Memcache and Yii

Hi everyone,

I have just started to use Yii and find it really good. but there is one problem that i am facing is how should i implement Memcache. I have used memcache in the past and following is how i used to cache data.

User Management Scenario.

Find User by id

  • fetch from cache key e.g user-1

  • not find fetch from db set in cache.

Find All users

  • find all user ids from db.

  • loop through each id pass id into Find User by id method.

  • make and return array.

Now i am a bit confused how should i implement it in Yii Framework while using the awesome features that it provides by default. Any help will be appreciated.

Thanks.

Maybe you haven’t found the relevant section in the guide so here it is

Guide - Caching and API - CMemCache

During development you can simple simulate caching with API - CDummyCache e.g. if your dev environment doesn’t support caching.

Hey thanks for replying, i did read this section that’s how i came to know that Yii supports memcache by default.

However the examples given there suggest a different approach for caching result set. My approach is pretty straight forward as given in wikipedia.

In other words a single cache key for a single record not for all records which can/cannot be based on a certain criteria.

I can not get my approach to work with CActiveDataProvider. Any help?

I am interested in this topic as well. Unfortunately, I’m not exactly sure how to do it either…

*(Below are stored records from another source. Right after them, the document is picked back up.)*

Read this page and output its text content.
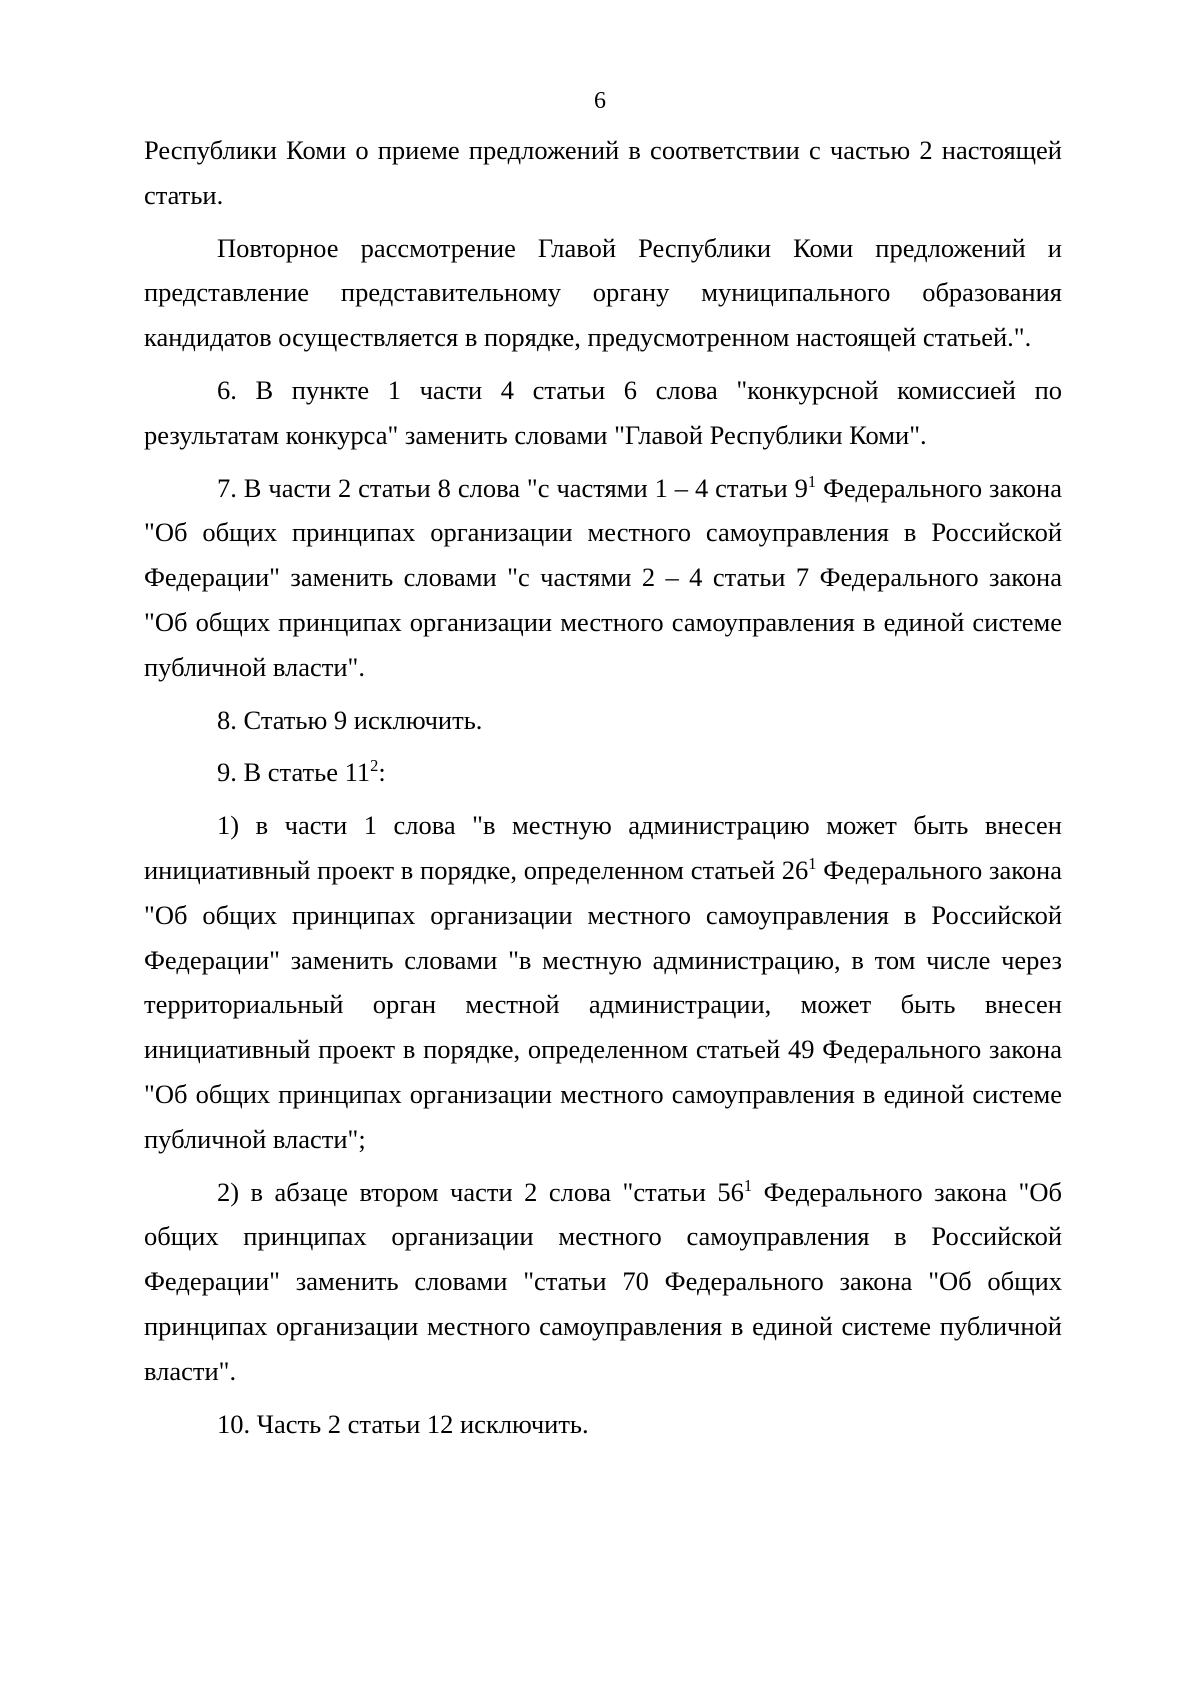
6

Республики Коми о приеме предложений в соответствии с частью 2 настоящей статьи.

Повторное рассмотрение Главой Республики Коми предложений и представление представительному органу муниципального образования кандидатов осуществляется в порядке, предусмотренном настоящей статьей.".

6. В пункте 1 части 4 статьи 6 слова "конкурсной комиссией по результатам конкурса" заменить словами "Главой Республики Коми".

7. В части 2 статьи 8 слова "с частями 1 – 4 статьи $9^1$ Федерального закона "Об общих принципах организации местного самоуправления в Российской Федерации" заменить словами "с частями 2 – 4 статьи 7 Федерального закона "Об общих принципах организации местного самоуправления в единой системе публичной власти".

8. Статью 9 исключить.

9. В статье $11^2$:

1) в части 1 слова "в местную администрацию может быть внесен инициативный проект в порядке, определенном статьей $26^1$ Федерального закона "Об общих принципах организации местного самоуправления в Российской Федерации" заменить словами "в местную администрацию, в том числе через территориальный орган местной администрации, может быть внесен инициативный проект в порядке, определенном статьей 49 Федерального закона "Об общих принципах организации местного самоуправления в единой системе публичной власти";

2) в абзаце втором части 2 слова "статьи $56^1$ Федерального закона "Об общих принципах организации местного самоуправления в Российской Федерации" заменить словами "статьи 70 Федерального закона "Об общих принципах организации местного самоуправления в единой системе публичной власти".

10. Часть 2 статьи 12 исключить.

One potential method: incorporate the memcache into the find/findAll methods directly. That is, the findByPk() will check memcache first before making a db call. I used this in another project (not Yii), and it worked pretty well.

But looking at the class reference now, I think it may better to go deeper. It seems like all of the ActiveRecord->find functions call ActiveRecord->query(), which in turn call ActiveRecord->populateRecords(). Have to look into it more.

I need to mention the one caveat to this method: the size of the ActiveRecord object is rather large. From a table with only 8 fields, the ActiveRecord object was about 40,000 characters, or 40kb. If you have a complicated table with 40 fields, you’ll be storing 200kb objects per record.

I was curious why you chose this algorithm. When we implemented our memcache before, we specifically decided not to do this because the one find all call could potentially turn into hundreds or thousands of single calls.

It basically boils down to type of data you are applying this algorithm to. Lets say if i have a list of countries to display then i would not use this algorithm, i’d rather cache whole countries result set. On the other hand if i have a blog i’d like to use this algorithm where the content is dynamic but it doesn’t change much. once in cache stays in cache unless someone flushes memcache.

If you want to cache a record from the database, you could override the default findByPk to something like:




public function findByPk(($id)

{

  if (<is record $id in cache>) {

    return unserialize(<data from cache>);

  }


  $record = parent::findByPk($id);

  store data in cache (serialized($record));


  return $record;

}



Remember that if you update the record, you must either update or delete the copy in cache.